Twelve people were killed as a car bomb went off near a Frontier Corps vehicle on the roads of Quetta. However, that was just the start of a day that would soon prove to be one of the bloodiest in the history of the city. According to eyewitnesses, a second bomb blast took place inside a crowded snooker room in the heart of the city. As emergency workers, police officials and the media rushed to the site, a third bomb exploded right outside the same building. Due to the large crowds prevalent at the site of both explosions, the number of casualties was unusually high.

Police officials claimed that the explosion that occurred inside the snooker club was a suicide blast, and the one that occurred right outside the very building was a car bomb blast. The latter two attacks occurred in a primarily Shia minority locality, raising fears of further sectarian tension in the already divided state. Soon after the blasts, a Sunni extremist group, Lashkar-e-Jhangvi, claimed responsibility for the attacks, saying that they targeted the predominantly Shia Hazara community which has settled into Quetta. Earlier in the day, the United Baloch Army (UBA) claimed responsibility for the attack on the Frontier Corps vehicle.

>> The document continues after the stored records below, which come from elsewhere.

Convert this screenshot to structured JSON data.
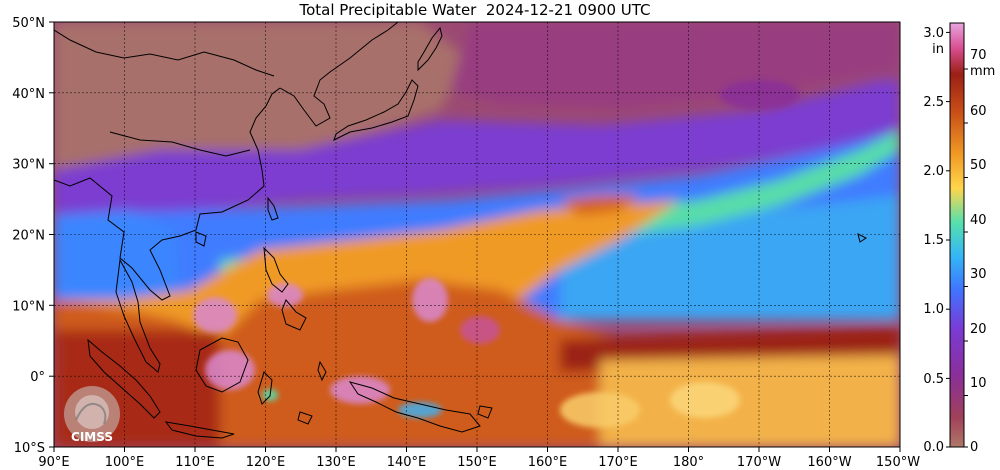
{
  "title": "Total Precipitable Water  2024-12-21 0900 UTC",
  "map": {
    "lat_labels": [
      "50°N",
      "40°N",
      "30°N",
      "20°N",
      "10°N",
      "0°",
      "10°S"
    ],
    "lon_labels": [
      "90°E",
      "100°E",
      "110°E",
      "120°E",
      "130°E",
      "140°E",
      "150°E",
      "160°E",
      "170°E",
      "180°",
      "170°W",
      "160°W",
      "150°W"
    ],
    "lat_range_deg": [
      -10,
      50
    ],
    "lon_range_deg": [
      90,
      210
    ]
  },
  "colorbar": {
    "inch_unit": "in",
    "mm_unit": "mm",
    "inch_ticks": [
      "3.0",
      "2.5",
      "2.0",
      "1.5",
      "1.0",
      "0.5",
      "0.0"
    ],
    "mm_ticks": [
      "70",
      "60",
      "50",
      "40",
      "30",
      "20",
      "10",
      "0"
    ],
    "colors": [
      "#b07868",
      "#a0405a",
      "#8a2f9a",
      "#7a3bd6",
      "#3f74ff",
      "#34b6f6",
      "#57e0ad",
      "#ffd64b",
      "#f09a25",
      "#c94e17",
      "#9b2016",
      "#d94d90",
      "#e8a6e0"
    ]
  },
  "logo": {
    "text": "CIMSS"
  }
}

Balochistan has witnessed unprecedented violence ever since the independence of Pakistan. Various separatists groups have constantly attempted to implement their own agendas through the use of limitless violence on innocent citizens. A number of major army operations in the province have failed to curtail such violence in the long run. The government has failed to negotiate with the number of groups. Sectarian conflicts between Shia and Sunnis have also caused immense loss of life over the past couple of decades. Balochistan-based nationalist groups have continually targeted frontier corps forces as well as other army personnel since they detest the presence of the army in their homeland.